Сообразительность, сообразительность.

Следуй за днями, следуй за усилиями.

Итак, в этом помещении я приложил усилий несметное количество, вот именно здесь, за этим столом, на этом самом месте, на которое я сейчас смотрю… Я смотрю на это место ещё некоторое время (не видя) – и внезапно замечаю тонкую, тончайшую серебряную волосяную линию, уходящую от середины стола влево, она видна только с одной позиции: когда я склоняюсь над столом в рабочем положении, как сейчас. Чёрт возьми!
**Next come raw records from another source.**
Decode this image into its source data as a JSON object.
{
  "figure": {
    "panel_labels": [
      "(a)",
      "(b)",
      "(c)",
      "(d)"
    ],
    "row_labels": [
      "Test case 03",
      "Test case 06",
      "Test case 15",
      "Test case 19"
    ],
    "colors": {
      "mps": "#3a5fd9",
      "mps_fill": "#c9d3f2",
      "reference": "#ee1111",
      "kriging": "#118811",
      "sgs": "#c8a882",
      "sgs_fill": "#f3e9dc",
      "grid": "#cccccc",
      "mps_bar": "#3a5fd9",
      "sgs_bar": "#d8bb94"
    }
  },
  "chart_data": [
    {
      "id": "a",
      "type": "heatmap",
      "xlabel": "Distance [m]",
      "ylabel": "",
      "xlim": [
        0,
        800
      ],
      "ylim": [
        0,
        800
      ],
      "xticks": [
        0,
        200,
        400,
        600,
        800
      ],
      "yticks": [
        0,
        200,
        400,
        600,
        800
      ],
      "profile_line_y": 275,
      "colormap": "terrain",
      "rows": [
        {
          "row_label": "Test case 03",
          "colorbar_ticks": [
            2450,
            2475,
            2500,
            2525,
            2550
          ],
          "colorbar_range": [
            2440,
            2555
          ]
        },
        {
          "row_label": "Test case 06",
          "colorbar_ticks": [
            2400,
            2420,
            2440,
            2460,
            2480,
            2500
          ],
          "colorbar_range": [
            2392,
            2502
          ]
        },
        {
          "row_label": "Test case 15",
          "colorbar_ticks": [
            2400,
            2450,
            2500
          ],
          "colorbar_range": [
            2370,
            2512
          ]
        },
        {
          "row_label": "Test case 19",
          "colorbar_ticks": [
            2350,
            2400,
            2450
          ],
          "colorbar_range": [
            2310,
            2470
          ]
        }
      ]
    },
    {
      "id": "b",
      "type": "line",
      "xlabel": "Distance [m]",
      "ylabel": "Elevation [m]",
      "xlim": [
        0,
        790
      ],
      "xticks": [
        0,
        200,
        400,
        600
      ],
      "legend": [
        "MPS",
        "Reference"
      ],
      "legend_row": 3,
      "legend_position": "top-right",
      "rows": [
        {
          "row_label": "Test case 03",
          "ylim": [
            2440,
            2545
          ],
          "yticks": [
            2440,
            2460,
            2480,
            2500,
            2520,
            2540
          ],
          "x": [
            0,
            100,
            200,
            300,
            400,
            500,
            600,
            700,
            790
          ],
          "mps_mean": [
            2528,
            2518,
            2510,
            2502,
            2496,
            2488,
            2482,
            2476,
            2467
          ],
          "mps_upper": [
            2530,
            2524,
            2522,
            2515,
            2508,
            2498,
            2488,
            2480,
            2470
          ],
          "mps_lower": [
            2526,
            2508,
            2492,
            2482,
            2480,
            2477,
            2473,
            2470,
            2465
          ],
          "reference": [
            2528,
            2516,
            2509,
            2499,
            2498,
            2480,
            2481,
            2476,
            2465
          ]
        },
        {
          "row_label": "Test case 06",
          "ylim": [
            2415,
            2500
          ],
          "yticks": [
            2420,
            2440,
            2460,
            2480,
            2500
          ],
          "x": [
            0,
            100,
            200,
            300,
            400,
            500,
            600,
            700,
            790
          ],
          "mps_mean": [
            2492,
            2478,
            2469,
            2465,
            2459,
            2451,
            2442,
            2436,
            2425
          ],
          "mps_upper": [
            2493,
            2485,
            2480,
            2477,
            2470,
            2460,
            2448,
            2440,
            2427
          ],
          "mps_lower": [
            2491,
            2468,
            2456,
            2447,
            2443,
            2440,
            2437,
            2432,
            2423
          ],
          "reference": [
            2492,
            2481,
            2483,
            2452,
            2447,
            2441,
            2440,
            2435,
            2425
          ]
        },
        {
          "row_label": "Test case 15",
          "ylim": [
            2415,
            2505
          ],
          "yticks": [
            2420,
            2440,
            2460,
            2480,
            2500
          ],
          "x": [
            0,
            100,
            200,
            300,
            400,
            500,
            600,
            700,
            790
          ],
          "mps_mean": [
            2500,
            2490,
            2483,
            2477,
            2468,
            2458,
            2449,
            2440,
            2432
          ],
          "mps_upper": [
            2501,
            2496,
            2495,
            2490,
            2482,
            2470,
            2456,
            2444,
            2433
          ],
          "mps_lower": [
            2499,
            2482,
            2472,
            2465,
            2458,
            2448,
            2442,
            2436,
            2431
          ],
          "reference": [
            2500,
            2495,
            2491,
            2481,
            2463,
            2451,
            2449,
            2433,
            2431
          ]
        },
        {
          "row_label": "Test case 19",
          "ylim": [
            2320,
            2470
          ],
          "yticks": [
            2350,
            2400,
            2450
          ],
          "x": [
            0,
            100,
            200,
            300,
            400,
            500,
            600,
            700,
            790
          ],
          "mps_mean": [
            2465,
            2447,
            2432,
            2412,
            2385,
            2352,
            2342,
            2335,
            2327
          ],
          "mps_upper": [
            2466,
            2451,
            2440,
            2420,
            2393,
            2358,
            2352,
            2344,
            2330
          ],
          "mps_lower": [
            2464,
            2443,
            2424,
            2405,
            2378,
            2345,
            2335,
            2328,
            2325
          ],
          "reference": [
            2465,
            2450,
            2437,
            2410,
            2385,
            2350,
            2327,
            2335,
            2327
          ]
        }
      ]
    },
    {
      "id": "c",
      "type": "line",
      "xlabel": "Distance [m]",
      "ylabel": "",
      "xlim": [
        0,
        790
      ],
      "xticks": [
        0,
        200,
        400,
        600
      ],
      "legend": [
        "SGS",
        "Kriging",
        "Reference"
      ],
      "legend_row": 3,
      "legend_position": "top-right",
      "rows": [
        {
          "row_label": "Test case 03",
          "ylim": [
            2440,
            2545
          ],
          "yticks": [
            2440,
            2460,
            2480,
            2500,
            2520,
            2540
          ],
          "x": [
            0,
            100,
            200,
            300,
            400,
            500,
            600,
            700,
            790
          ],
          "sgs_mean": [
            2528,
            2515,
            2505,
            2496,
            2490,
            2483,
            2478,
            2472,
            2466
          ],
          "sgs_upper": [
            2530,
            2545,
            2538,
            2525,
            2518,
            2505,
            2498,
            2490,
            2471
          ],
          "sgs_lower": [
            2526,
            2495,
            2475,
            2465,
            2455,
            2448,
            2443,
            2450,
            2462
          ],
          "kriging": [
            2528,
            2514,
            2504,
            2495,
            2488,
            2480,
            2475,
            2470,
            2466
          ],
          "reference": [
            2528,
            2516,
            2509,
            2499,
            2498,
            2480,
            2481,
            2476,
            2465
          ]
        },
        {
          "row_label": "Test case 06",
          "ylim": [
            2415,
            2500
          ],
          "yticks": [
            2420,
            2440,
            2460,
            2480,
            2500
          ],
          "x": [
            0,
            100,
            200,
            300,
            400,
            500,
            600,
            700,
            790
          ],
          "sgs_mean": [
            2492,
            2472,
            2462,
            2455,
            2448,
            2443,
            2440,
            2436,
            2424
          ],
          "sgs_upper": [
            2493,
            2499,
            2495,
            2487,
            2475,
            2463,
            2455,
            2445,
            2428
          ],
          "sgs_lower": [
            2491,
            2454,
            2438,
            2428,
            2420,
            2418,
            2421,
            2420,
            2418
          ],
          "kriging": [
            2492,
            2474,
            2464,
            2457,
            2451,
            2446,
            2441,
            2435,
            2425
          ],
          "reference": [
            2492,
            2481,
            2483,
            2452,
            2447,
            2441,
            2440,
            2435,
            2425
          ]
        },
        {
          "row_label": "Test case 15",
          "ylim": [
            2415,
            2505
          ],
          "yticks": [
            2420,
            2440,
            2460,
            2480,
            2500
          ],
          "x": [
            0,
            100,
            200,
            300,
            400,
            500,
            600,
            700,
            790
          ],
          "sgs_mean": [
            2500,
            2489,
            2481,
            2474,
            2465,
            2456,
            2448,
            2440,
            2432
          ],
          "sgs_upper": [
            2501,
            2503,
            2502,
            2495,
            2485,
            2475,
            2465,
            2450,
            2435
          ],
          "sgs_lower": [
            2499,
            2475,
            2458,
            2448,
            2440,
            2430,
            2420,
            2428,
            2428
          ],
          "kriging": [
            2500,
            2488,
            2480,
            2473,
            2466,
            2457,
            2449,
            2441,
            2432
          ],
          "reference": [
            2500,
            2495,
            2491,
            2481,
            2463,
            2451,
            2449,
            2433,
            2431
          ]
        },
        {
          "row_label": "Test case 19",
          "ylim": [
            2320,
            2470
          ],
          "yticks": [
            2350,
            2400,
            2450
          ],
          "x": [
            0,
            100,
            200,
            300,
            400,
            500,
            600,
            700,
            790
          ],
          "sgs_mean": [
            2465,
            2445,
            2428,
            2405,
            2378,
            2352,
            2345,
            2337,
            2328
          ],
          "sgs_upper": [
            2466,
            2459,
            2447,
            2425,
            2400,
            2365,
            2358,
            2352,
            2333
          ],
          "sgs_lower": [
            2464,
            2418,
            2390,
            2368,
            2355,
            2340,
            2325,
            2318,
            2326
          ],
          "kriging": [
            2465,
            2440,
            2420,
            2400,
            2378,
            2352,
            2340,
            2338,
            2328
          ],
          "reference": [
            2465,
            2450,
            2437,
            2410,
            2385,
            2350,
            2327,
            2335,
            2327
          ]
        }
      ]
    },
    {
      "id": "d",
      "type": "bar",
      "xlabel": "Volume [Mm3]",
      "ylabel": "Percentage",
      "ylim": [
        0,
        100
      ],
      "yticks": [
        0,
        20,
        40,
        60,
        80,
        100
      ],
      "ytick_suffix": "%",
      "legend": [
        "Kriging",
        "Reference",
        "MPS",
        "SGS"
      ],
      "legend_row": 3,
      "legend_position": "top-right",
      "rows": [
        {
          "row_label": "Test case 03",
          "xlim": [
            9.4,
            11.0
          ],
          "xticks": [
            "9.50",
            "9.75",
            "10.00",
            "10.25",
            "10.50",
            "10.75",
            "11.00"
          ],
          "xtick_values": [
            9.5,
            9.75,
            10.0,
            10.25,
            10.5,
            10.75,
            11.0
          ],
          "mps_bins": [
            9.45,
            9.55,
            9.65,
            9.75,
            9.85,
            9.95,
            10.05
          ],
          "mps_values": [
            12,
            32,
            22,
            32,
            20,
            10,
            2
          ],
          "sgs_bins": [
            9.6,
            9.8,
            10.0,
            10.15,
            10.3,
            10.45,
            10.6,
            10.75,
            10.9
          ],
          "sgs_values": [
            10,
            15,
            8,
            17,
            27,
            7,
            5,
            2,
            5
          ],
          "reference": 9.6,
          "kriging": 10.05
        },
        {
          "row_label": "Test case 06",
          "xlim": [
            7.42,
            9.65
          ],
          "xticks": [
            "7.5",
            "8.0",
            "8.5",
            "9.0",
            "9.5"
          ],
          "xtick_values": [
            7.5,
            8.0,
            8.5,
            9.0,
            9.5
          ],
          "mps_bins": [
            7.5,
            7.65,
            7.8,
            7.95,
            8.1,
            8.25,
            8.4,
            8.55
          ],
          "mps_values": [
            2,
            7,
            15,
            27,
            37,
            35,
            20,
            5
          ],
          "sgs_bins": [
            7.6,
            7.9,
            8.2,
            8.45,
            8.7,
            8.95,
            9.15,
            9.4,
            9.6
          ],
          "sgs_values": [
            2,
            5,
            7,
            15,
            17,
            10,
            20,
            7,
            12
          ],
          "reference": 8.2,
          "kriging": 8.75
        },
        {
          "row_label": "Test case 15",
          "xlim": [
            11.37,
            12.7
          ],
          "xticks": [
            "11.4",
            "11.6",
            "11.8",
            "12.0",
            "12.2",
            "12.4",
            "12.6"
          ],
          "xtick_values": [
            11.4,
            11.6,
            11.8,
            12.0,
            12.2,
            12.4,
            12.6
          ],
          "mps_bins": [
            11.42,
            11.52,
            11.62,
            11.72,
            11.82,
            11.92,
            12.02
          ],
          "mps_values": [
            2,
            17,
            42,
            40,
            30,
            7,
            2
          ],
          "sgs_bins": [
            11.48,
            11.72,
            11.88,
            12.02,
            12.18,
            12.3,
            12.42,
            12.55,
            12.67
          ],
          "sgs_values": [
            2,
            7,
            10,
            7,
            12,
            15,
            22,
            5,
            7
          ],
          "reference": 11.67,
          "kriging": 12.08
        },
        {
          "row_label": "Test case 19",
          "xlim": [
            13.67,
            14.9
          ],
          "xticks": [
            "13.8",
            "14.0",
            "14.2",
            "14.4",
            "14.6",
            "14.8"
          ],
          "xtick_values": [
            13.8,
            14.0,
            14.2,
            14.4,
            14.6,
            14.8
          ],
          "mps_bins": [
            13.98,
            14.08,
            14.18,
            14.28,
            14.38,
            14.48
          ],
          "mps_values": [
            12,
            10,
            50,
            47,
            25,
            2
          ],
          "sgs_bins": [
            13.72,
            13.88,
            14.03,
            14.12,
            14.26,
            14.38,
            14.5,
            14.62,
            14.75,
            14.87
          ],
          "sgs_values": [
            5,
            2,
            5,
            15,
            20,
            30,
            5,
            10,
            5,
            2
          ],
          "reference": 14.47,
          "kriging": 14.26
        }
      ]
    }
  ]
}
Линия доходит до края стола и продолжается уже внизу, на дощатом полу, не меняя направления. Я ползу на коленях, пересекая комнату, следуя как за путеводной нитью, – заканчивается она крохотной стрелкой в нише.

Заканчивается стрелкой.

Эту нишу, образованную капитальной стеной и выступом каминного дымохода, я обследовал сантиметр за сантиметром, от пола до потолка. И под полом тоже. Я вскрыл пол, приподнял доски, в дымоход посветил изнутри фонарём, в конце концов я простукал все стенки в нише, пока кто-то не постучал мне в ответ с другой стороны. От соседей.

Они, наверно, думали, что я хочу к ним проломиться.